When is publicly available information a state secret? When it is business information held by China’s state-owned firms. The sentencing of Xue Feng, a 44-year old Chinese-born American geologist, to eight years in jail in China for stealing state secrets, which in his case involved an attempting to buy data about the oil industry for the U.S. energy consultancy he worked for, follows the 10-year sentence given in March to Stern Hu, formerly of the Australian mining firm Rio Tinto, for accepting bribes and dealing in state secrets.
It doesn’t take much to draw comparisons between Xue and Hu’s cases. Both involved men who had gone abroad, gained a second nationality and then returned to work in the country of their birth as executives for a foreign company. Both have received exemplary sentences in comparison with those handed down to the Chinese nationals tried alongside them (three in both cases). Both were working in what are regarded as strategic natural resources industries (oil and steel respectively). Both cases strained relations between Beijing and a foreign government (the U.S. and Australia) that had raised the cases at the highest levels; handing down the sentencing of Xue on the same day that the U.S. was celebrating its own Independence Day holiday was a particularly pointed rebuff, especially as Washington had not publicized Xue’s case previously in the way that Canberra had done with Hu’s.
The lessons to be drawn from all this, for foreign businesses at least, is that those competing in any of the 20 industries that China has designated as strategic and in which it is grooming national champions need to remember that the line dividing market intelligence from industrial espionage is a fine one and that the one dividing market intelligence from a state secret finer still. And while it might appear to foreign companies that the distinction is vague, it is not to Chinese law makers: draft regulations released earlier this year defined business information held by state firms as state secrets.

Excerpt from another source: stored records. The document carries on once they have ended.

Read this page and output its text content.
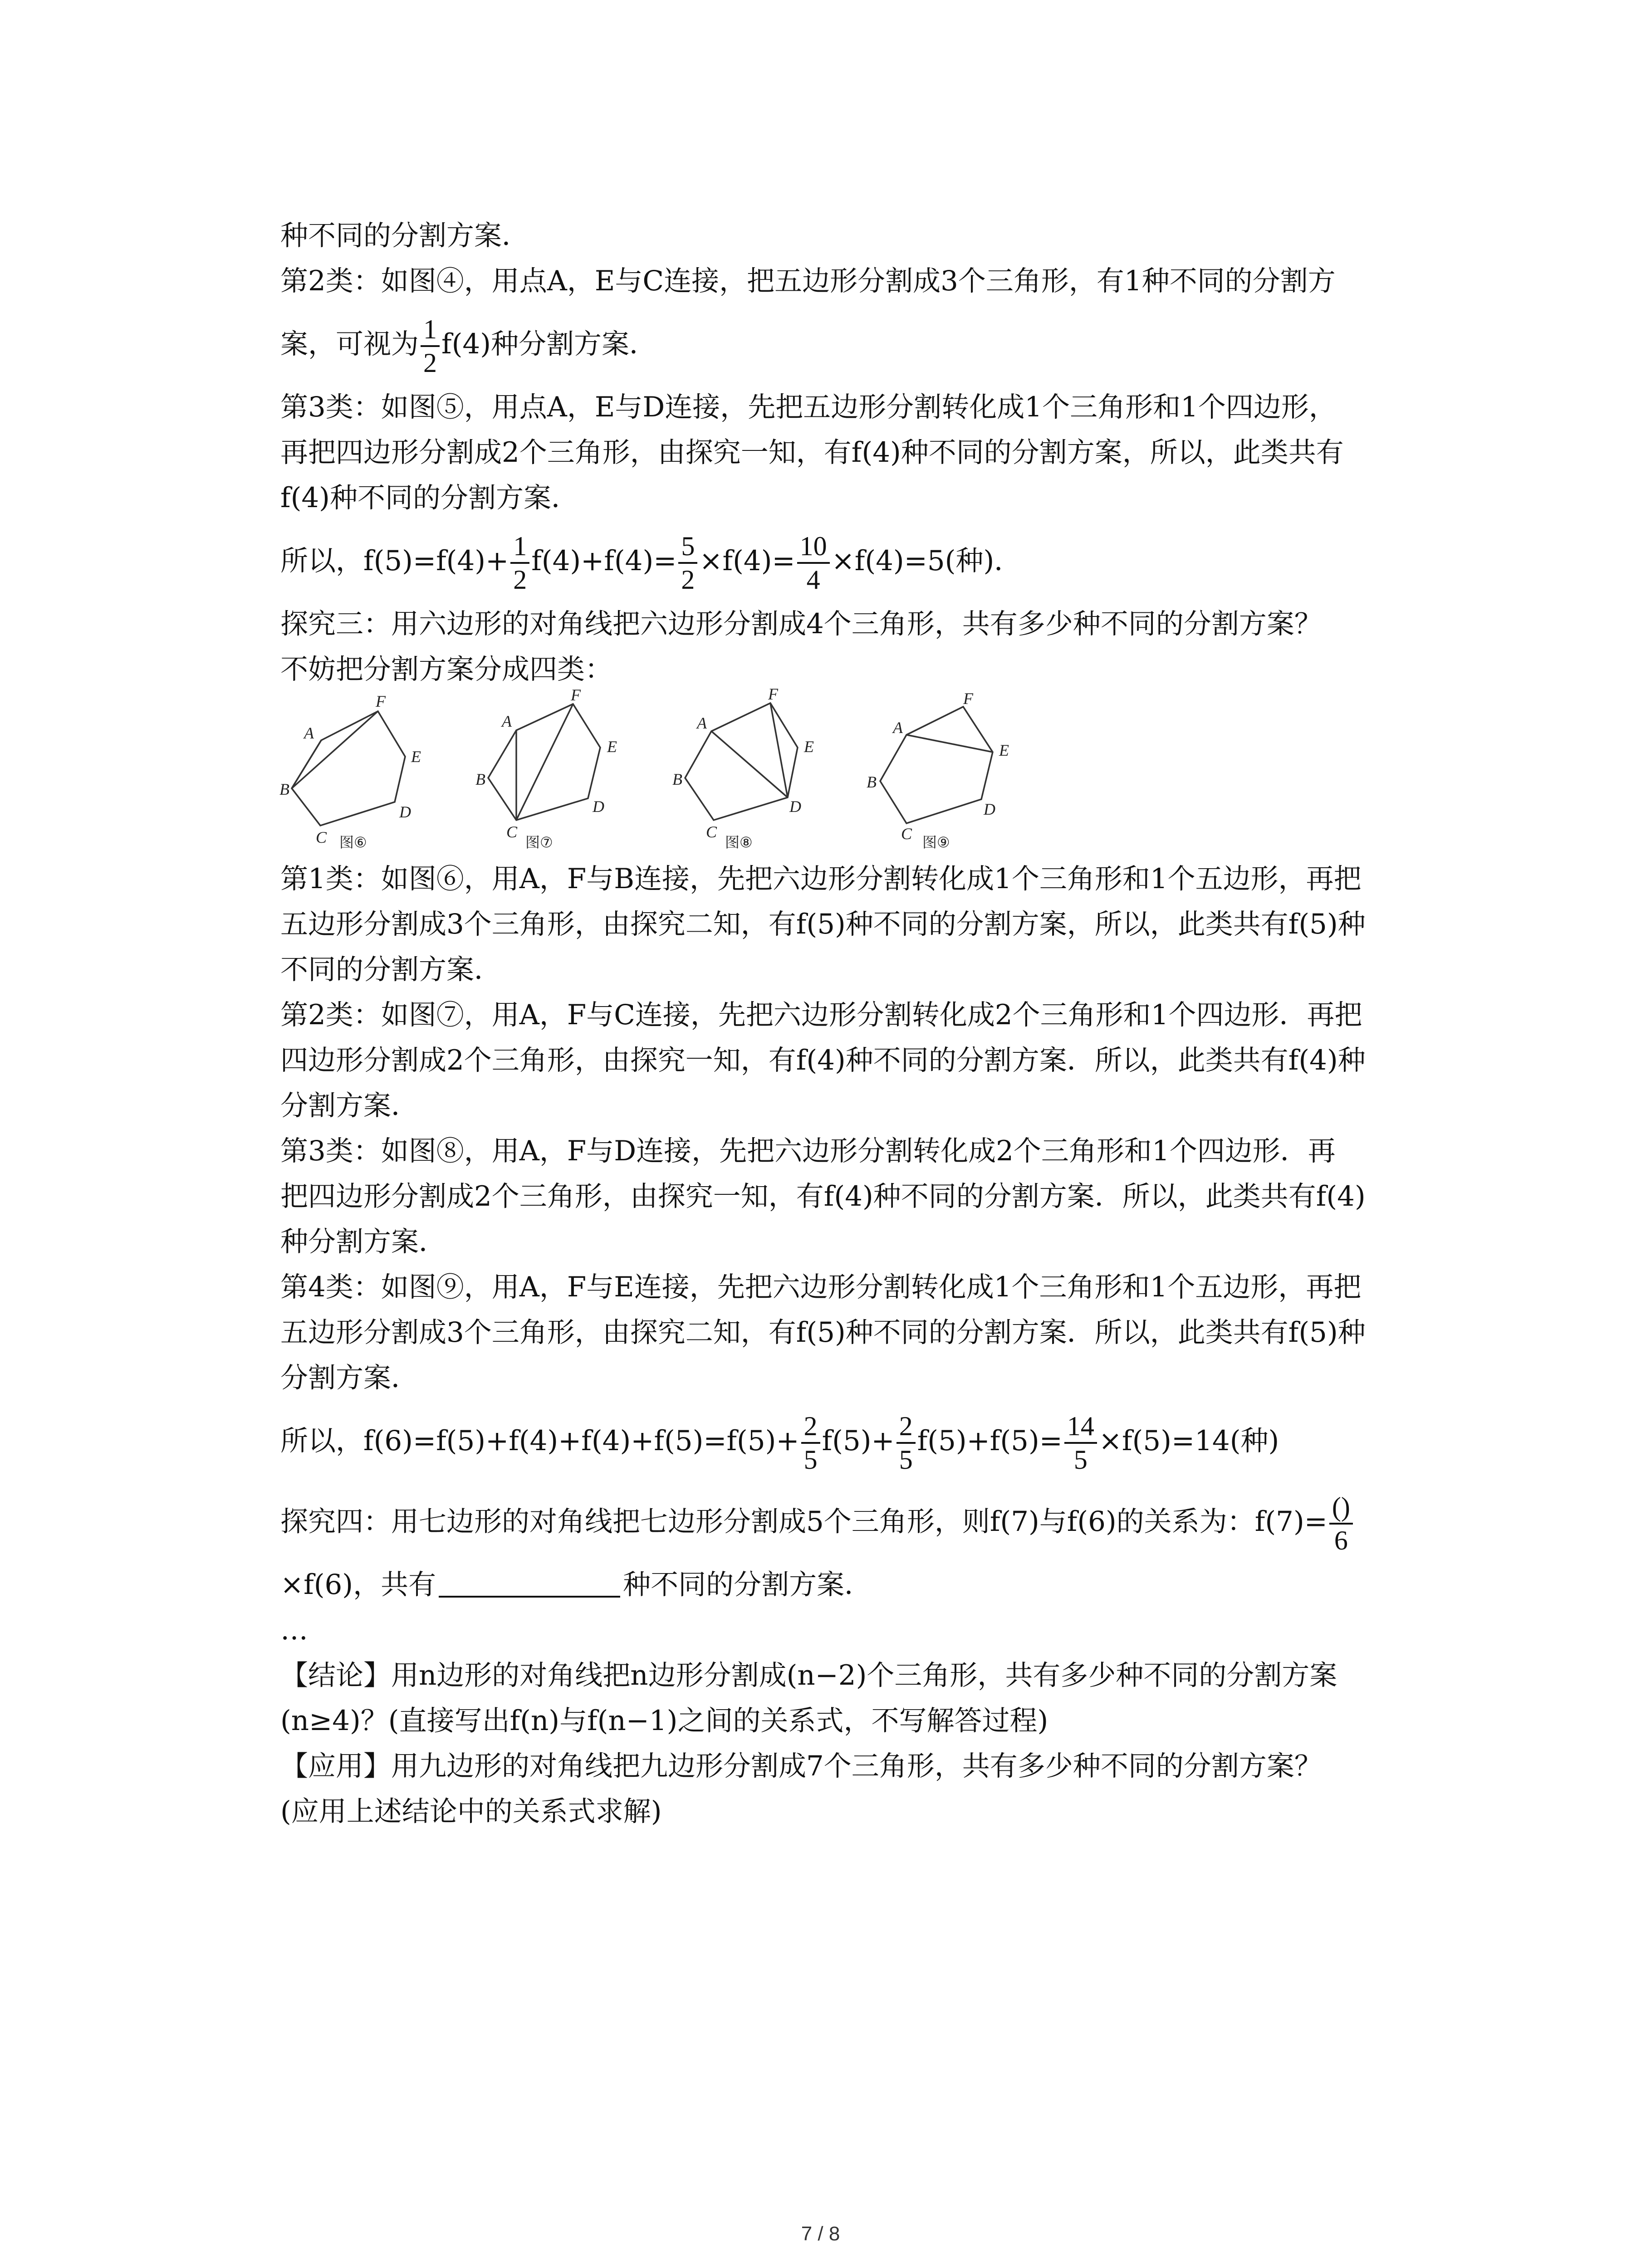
种不同的分割方案．

第2类：如图④，用点A，E与C连接，把五边形分割成3个三角形，有1种不同的分割方

案，可视为 $\frac{1}{2} f(4)$种分割方案．

第3类：如图⑤，用点A，E与D连接，先把五边形分割转化成1个三角形和1个四边形，

再把四边形分割成2个三角形，由探究一知，有f(4)种不同的分割方案，所以，此类共有

f(4)种不同的分割方案．

所以，$f(5)=f(4)+ \frac{1}{2} f(4)+f(4)= \frac{5}{2} \times f(4)= \frac{10}{4} \times f(4)=5$(种)．

探究三：用六边形的对角线把六边形分割成4个三角形，共有多少种不同的分割方案？

不妨把分割方案分成四类：

F
A
B
C
D
E
图⑥
F
A
B
C
D
E
图⑦
F
A
B
C
D
E
图⑧
F
A
B
C
D
E
图⑨

第1类：如图⑥，用A，F与B连接，先把六边形分割转化成1个三角形和1个五边形，再把

五边形分割成3个三角形，由探究二知，有f(5)种不同的分割方案，所以，此类共有f(5)种

不同的分割方案．

第2类：如图⑦，用A，F与C连接，先把六边形分割转化成2个三角形和1个四边形．再把

四边形分割成2个三角形，由探究一知，有f(4)种不同的分割方案．所以，此类共有f(4)种

分割方案．

第3类：如图⑧，用A，F与D连接，先把六边形分割转化成2个三角形和1个四边形．再

把四边形分割成2个三角形，由探究一知，有f(4)种不同的分割方案．所以，此类共有f(4)

种分割方案．

第4类：如图⑨，用A，F与E连接，先把六边形分割转化成1个三角形和1个五边形，再把

五边形分割成3个三角形，由探究二知，有f(5)种不同的分割方案．所以，此类共有f(5)种

分割方案．

所以，$f(6)=f(5)+f(4)+f(4)+f(5)=f(5)+ \frac{2}{5} f(5)+ \frac{2}{5} f(5)+f(5)= \frac{14}{5} \times f(5)=14$(种)

探究四：用七边形的对角线把七边形分割成5个三角形，则f(7)与f(6)的关系为：$f(7)= \frac{()}{6}$

×f(6)，共有	种不同的分割方案．

…

【结论】用n边形的对角线把n边形分割成(n−2)个三角形，共有多少种不同的分割方案

(n≥4)？(直接写出f(n)与f(n−1)之间的关系式，不写解答过程)

【应用】用九边形的对角线把九边形分割成7个三角形，共有多少种不同的分割方案？

(应用上述结论中的关系式求解)

7 / 8
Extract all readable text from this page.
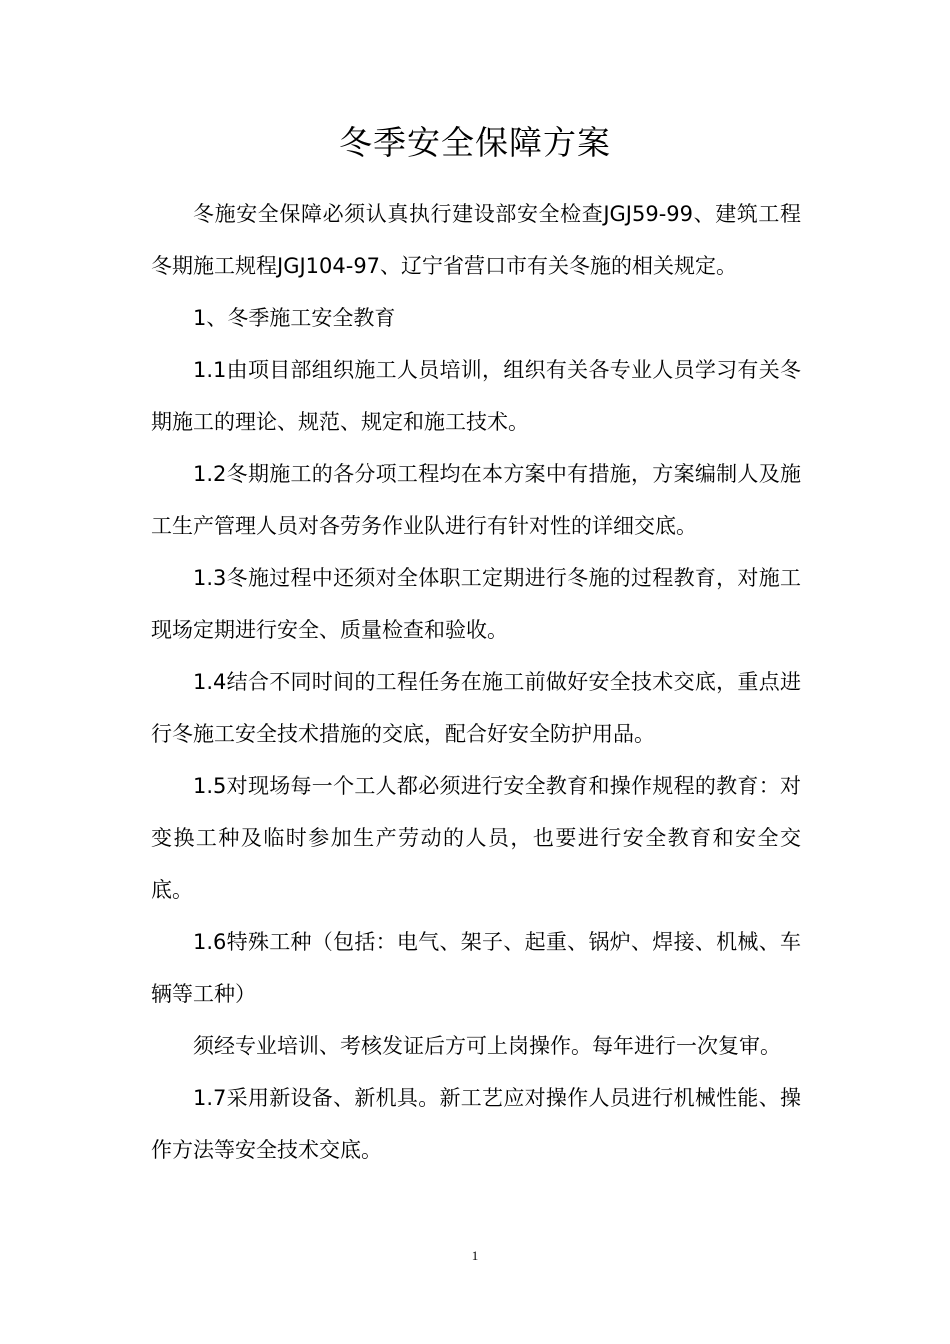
冬季安全保障方案

冬施安全保障必须认真执行建设部安全检查JGJ59-99、建筑工程冬期施工规程JGJ104-97、辽宁省营口市有关冬施的相关规定。

1、冬季施工安全教育

1.1由项目部组织施工人员培训，组织有关各专业人员学习有关冬期施工的理论、规范、规定和施工技术。

1.2冬期施工的各分项工程均在本方案中有措施，方案编制人及施工生产管理人员对各劳务作业队进行有针对性的详细交底。

1.3冬施过程中还须对全体职工定期进行冬施的过程教育，对施工现场定期进行安全、质量检查和验收。

1.4结合不同时间的工程任务在施工前做好安全技术交底，重点进行冬施工安全技术措施的交底，配合好安全防护用品。

1.5对现场每一个工人都必须进行安全教育和操作规程的教育：对变换工种及临时参加生产劳动的人员，也要进行安全教育和安全交底。

1.6特殊工种（包括：电气、架子、起重、锅炉、焊接、机械、车辆等工种）

须经专业培训、考核发证后方可上岗操作。每年进行一次复审。

1.7采用新设备、新机具。新工艺应对操作人员进行机械性能、操作方法等安全技术交底。

1
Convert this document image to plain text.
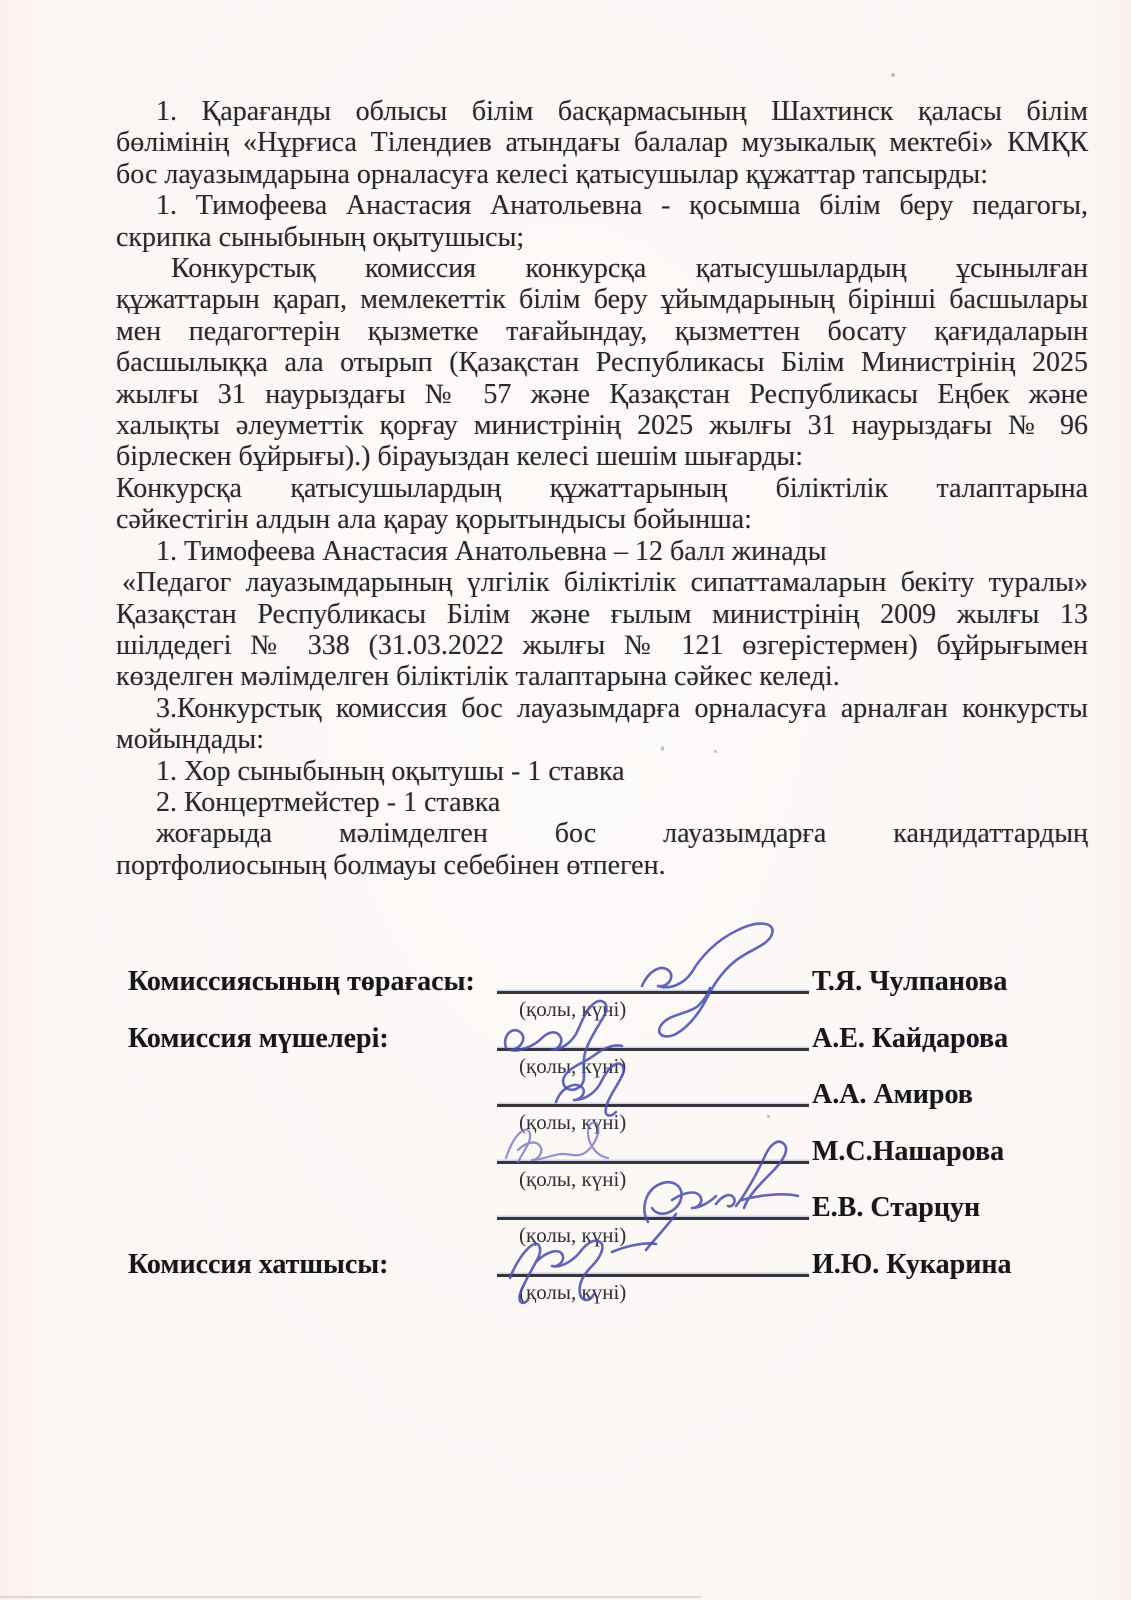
1. Қарағанды облысы білім басқармасының Шахтинск қаласы білім
бөлімінің «Нұрғиса Тілендиев атындағы балалар музыкалық мектебі» КМҚК
бос лауазымдарына орналасуға келесі қатысушылар құжаттар тапсырды:
1. Тимофеева Анастасия Анатольевна - қосымша білім беру педагогы,
скрипка сыныбының оқытушысы;
Конкурстық комиссия конкурсқа қатысушылардың ұсынылған
құжаттарын қарап, мемлекеттік білім беру ұйымдарының бірінші басшылары
мен педагогтерін қызметке тағайындау, қызметтен босату қағидаларын
басшылыққа ала отырып (Қазақстан Республикасы Білім Министрінің 2025
жылғы 31 наурыздағы № 57 және Қазақстан Республикасы Еңбек және
халықты әлеуметтік қорғау министрінің 2025 жылғы 31 наурыздағы № 96
бірлескен бұйрығы).) бірауыздан келесі шешім шығарды:
Конкурсқа қатысушылардың құжаттарының біліктілік талаптарына
сәйкестігін алдын ала қарау қорытындысы бойынша:
1. Тимофеева Анастасия Анатольевна – 12 балл жинады
«Педагог лауазымдарының үлгілік біліктілік сипаттамаларын бекіту туралы»
Қазақстан Республикасы Білім және ғылым министрінің 2009 жылғы 13
шілдедегі № 338 (31.03.2022 жылғы № 121 өзгерістермен) бұйрығымен
көзделген мәлімделген біліктілік талаптарына сәйкес келеді.
3.Конкурстық комиссия бос лауазымдарға орналасуға арналған конкурсты
мойындады:
1. Хор сыныбының оқытушы - 1 ставка
2. Концертмейстер - 1 ставка
жоғарыда мәлімделген бос лауазымдарға кандидаттардың
портфолиосының болмауы себебінен өтпеген.
Комиссиясының төрағасы:	Т.Я. Чулпанова
(қолы, күні)
Комиссия мүшелері:	А.Е. Кайдарова
(қолы, күні)
А.А. Амиров
(қолы, күні)
М.С.Нашарова
(қолы, күні)
Е.В. Старцун
(қолы, күні)
Комиссия хатшысы:	И.Ю. Кукарина
(қолы, күні)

Second, that Chinese-born foreign nationals who return to work in China for foreign companies are seen as a special kind of threat; those operating in sensitive industries doubly so (Reuters has a list of a dozen or so examples of ethnic Chinese punished for stealing secrets and spying here). Third, that the due process of law in China — which has been applied in both these cases (more or less) — is still the application of a rule of law in which law is regarded as an agency of the state.